Se seguem este blogue, ou me observam no Facebook ou no Twitter, ou se me conhecem pessoalmente há algum tempo, sabem que não faço nada a meias. Quer esteja a dar um estudo bíblico, a conduzir um podcast ou mesmo a visitar a Disney World com os meus filhos, estou concentrado nessa atividade com o coração e a alma, excluindo tudo o resto. Também já deve ter reparado que nunca me afasto de um desafio. De facto, gosto de situações em que as probabilidades são grandes e o objetivo parece quase impossível de alcançar. Alguns podem chamar a isso energia e entusiasmo sem limites, outros podem chamar-lhe simplesmente loucura. Seja o que for que lhe chamemos, essa paixão inesgotável e a vontade de desafiar o status quo serviram-me muito bem ao longo da minha vida.
Lembro-me perfeitamente de voar para Minneapolis, no Minnesota, em 2001, para me encontrar com um grupo de empresários. Quando entrei no avião, tive um ou dois momentos em que me questionei sobre o que pensava estar a fazer exatamente. Era um jovem com uma família em crescimento e, embora fosse empresário desde os treze anos, nunca tinha entrado numa sala de reuniões. Nem sequer tinha terminado o liceu. Como é que eu podia pensar que podia entrar numa sala com homens de negócios experientes e bem formados e esperar chegar a algum lado? Naquele momento de dúvida, podia muito bem ter dado meia volta e ido para casa com a cabeça baixa de vergonha por causa de tudo o que me faltava. Mas não o fiz. Não podia. Eu tinha uma ideia… um sonho, uma visão, e nada me ia impedir de a perseguir, especialmente a minha própria dúvida.

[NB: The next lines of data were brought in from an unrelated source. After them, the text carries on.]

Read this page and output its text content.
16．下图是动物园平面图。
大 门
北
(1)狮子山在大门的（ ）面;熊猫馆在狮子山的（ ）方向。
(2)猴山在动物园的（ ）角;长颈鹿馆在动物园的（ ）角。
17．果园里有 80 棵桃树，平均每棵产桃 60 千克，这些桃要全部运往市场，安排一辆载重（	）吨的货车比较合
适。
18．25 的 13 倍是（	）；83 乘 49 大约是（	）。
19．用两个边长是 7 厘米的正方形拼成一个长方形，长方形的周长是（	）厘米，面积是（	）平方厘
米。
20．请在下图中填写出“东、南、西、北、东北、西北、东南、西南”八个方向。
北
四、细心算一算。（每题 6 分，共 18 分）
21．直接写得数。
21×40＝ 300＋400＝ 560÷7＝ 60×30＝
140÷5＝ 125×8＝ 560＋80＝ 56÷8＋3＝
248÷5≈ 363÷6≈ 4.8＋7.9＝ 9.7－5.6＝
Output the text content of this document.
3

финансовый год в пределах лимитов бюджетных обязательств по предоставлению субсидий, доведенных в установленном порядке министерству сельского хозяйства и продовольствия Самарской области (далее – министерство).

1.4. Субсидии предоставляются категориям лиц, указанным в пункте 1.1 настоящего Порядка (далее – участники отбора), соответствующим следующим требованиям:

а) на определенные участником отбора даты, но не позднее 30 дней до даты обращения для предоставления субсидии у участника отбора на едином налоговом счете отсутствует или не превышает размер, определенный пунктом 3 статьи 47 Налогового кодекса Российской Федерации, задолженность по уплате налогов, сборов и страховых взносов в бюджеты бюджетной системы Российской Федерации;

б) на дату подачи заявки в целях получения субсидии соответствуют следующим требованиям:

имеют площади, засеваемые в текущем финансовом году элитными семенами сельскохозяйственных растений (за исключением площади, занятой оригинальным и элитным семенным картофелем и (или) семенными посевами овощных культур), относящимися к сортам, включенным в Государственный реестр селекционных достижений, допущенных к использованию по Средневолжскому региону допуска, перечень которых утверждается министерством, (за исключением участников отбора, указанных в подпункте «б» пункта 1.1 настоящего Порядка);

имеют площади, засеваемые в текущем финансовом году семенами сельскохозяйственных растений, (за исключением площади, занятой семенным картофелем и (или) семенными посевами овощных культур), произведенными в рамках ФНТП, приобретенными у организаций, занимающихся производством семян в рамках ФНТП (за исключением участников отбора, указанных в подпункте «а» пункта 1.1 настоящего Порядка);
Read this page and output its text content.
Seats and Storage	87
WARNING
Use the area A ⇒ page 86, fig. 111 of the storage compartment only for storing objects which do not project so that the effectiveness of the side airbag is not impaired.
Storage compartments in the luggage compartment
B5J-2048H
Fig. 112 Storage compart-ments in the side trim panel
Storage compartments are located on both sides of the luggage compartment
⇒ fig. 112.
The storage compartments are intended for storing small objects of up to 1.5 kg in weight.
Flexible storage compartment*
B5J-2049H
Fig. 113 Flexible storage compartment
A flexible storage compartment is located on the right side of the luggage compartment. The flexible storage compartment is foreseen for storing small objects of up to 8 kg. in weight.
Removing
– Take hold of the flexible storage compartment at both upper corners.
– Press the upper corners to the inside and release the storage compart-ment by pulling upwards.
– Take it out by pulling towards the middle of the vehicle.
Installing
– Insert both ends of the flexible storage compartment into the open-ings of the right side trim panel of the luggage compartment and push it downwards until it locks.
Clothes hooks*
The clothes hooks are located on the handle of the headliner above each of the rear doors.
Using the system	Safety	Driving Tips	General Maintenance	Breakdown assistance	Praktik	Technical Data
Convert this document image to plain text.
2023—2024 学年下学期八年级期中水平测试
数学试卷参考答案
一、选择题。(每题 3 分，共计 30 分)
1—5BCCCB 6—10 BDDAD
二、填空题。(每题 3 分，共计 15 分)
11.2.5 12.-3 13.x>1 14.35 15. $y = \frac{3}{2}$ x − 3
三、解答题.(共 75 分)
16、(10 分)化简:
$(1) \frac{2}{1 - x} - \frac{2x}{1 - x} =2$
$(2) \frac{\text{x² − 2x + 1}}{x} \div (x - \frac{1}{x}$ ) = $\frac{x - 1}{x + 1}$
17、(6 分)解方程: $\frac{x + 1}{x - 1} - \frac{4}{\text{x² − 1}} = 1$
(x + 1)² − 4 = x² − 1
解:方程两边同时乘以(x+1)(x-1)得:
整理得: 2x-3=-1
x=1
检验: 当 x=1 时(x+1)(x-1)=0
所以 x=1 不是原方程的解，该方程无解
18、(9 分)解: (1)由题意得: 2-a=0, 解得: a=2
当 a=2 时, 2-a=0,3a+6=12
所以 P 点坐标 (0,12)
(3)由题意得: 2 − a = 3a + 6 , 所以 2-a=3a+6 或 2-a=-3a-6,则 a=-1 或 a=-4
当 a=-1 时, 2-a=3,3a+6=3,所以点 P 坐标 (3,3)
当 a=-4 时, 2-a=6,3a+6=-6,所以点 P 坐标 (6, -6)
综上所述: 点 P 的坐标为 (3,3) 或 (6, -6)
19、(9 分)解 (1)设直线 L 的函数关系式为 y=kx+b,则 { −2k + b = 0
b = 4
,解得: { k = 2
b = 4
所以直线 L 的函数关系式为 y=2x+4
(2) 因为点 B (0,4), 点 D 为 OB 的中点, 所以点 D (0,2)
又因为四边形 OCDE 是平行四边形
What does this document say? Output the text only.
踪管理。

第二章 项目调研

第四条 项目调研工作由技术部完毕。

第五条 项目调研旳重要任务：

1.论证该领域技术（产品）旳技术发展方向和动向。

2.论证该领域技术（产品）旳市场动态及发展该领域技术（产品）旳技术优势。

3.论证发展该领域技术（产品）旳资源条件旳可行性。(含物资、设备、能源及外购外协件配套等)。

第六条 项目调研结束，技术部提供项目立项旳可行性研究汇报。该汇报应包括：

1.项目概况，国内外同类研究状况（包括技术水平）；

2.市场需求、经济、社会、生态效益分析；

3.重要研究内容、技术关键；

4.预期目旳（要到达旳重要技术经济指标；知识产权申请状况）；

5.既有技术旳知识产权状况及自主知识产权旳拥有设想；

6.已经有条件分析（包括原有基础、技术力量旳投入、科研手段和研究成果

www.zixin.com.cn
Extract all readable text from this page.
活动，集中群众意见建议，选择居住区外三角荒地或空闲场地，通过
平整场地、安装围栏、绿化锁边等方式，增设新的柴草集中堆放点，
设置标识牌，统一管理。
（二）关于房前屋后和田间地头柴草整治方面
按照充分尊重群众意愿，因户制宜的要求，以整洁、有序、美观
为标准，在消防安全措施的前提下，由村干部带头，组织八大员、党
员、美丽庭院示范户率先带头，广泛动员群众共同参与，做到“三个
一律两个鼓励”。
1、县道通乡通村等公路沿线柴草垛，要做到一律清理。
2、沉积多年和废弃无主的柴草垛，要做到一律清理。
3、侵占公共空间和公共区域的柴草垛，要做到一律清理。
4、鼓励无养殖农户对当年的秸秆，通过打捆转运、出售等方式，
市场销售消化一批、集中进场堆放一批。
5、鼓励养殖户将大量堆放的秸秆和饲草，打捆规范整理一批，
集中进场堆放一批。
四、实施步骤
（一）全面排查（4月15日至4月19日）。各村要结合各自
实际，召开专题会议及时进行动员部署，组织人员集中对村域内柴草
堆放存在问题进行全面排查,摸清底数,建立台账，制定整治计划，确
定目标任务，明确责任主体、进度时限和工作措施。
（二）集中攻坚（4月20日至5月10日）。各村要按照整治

Havia uma coisa mágica chamada Internet que se estava a tornar rapidamente um elemento básico para pessoas de todos os quadrantes da vida. Toda a gente gosta de fazer compras. Toda a gente gosta de música. Toda a gente gosta de comunicar com as pessoas, certo? Na Internet podia-se obter tudo isso e muito mais, pelo menos se se tivesse visão. Mas e se fosses cego? Se fosse uma pessoa cega como eu, com uma paixão por engenhocas e vontade de experimentar coisas novas, então poderia entrar na Internet, pelo menos se alguém lhe comprasse um leitor de ecrã de mil dólares e pagasse a sua formação para o utilizar. Mas e se não tiveres um benfeitor assim? E se o único aparelho técnico que soubesse utilizar fosse o rádio? E se estivesse reformado e não pudesse comprar um computador muito caro e um leitor de ecrã muito caro? E depois? Na altura, eram estes os pensamentos que me mantinham acordado à noite. Reconheci que a Internet não era apenas uma moda passageira, mas que tinha o poder de abrir inúmeras portas para a população cega. Mas, como comunidade, não iríamos muito longe se a maioria de nós não tivesse acesso à Internet. Eu sabia que alguém tinha de pôr a bola a rolar para resolver esse problema e, uma vez que era eu que estava a pensar e a rezar sobre o assunto, esse alguém podia muito bem ser eu.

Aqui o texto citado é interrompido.